All of the defendants except Al Furat and Syrian National are mere shareholders of the potentially liable companies, and they are entitled to a judgment in their favor.

 
4. Personal Jurisdiction.

Even if Ebrahim could show some active responsibility on the part of the non-Syrian defendants, this court has personal jurisdiction over only Shell Oil Company. All the other defendants are incorporated and domiciled abroad with no contacts in the United States, except Pecten Syria Petroleum Company. Pecten is a Delaware corporation with its principal place of business in Syria; it has no presence in Texas. The necessity of personal jurisdiction before a court may act on a defendant has always been universally recognized. See Pennoyer v. Neff, 95 U.S. 714, 24 L. Ed. 565 (1877). Every defendant other than Shell Oil can be also be dismissed for lack of personal jurisdiction.

 
5. Foreign Governments.

Ebrahim is left to complain about Al Furat and Syrian National Petroleum, the two defendants that in fact had something to do with this accident. They are both immune from civil liability in American courts. See The Foreign Sovereign Immunities Act, 28 U.S.C. ยง 1603 (1990). An entity is immune from suit if it is an instrumentality of a foreign state. Syrian National Petroleum is the arm of the Syrian government that develops that nation's mineral patrimony.

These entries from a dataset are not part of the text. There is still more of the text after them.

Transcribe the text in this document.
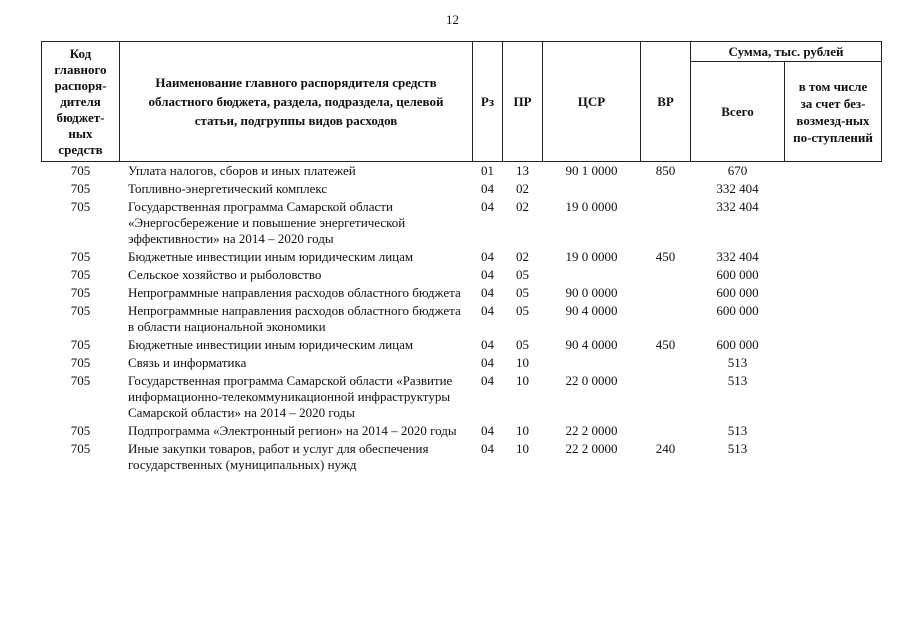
12
Код главного распоря-дителя бюджет-ных средств	Наименование главного распорядителя средств областного бюджета, раздела, подраздела, целевой статьи, подгруппы видов расходов	Рз	ПР	ЦСР	ВР	Сумма, тыс. рублей	
						Всего	в том числе за счет без-возмезд-ных по-ступлений

705	Уплата налогов, сборов и иных платежей	01	13	90 1 0000	850	670	
705	Топливно-энергетический комплекс	04	02			332 404	
705	Государственная программа Самарской области «Энергосбережение и повышение энергетической эффективности» на 2014 – 2020 годы	04	02	19 0 0000		332 404	
705	Бюджетные инвестиции иным юридическим лицам	04	02	19 0 0000	450	332 404	
705	Сельское хозяйство и рыболовство	04	05			600 000	
705	Непрограммные направления расходов областного бюджета	04	05	90 0 0000		600 000	
705	Непрограммные направления расходов областного бюджета в области национальной экономики	04	05	90 4 0000		600 000	
705	Бюджетные инвестиции иным юридическим лицам	04	05	90 4 0000	450	600 000	
705	Связь и информатика	04	10			513	
705	Государственная программа Самарской области «Развитие информационно-телекоммуникационной инфраструктуры Самарской области» на 2014 – 2020 годы	04	10	22 0 0000		513	
705	Подпрограмма «Электронный регион» на 2014 – 2020 годы	04	10	22 2 0000		513	
705	Иные закупки товаров, работ и услуг для обеспечения государственных (муниципальных) нужд	04	10	22 2 0000	240	513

The board of directors of Al Furat is controlled by the Syrian government through Syrian National Petroleum. Syria retains title to the sub-surface minerals in Syria. Al Furat exists as a means for Syria to exploit Syrian resources in Syria, as a direct governmental policy. Al Furat is an instrumentality of Syria.

Ebrahim asserts that this case is an exception to sovereign immunity because the claim arises from merely commercial activities outside the United States that have a direct effect in the United States. See Harris v. VAO Intourist Moscow, 481 F. Supp. 1056, 1063 (E.D.N.Y.1979). The law may have that exception, but again Ebrahim has no basis in fact for pleading the exception. His evidence for the effect in this case is that, because about 40% of the oil consumed in the United States is imported, an accident injuring a perforation worker on a rig in Syria has a direct effect within the United States. Even if we include the additional fact that this accident reduces the healthy American workforce since the worker is an *68 American, the domestic effect is remote and contingent and imperceptible.

 
6. Conclusion.

If Ebrahim has a claim, he will have to make it against the party who did the acts of which he wants to complain, and he will have to bring the suit in a court that has both personal and subject jurisdiction. This is the kind of lets-sue-anybody-and-maybe-figure-it-out-later suit that produces the need for sanctions and waste to the economy.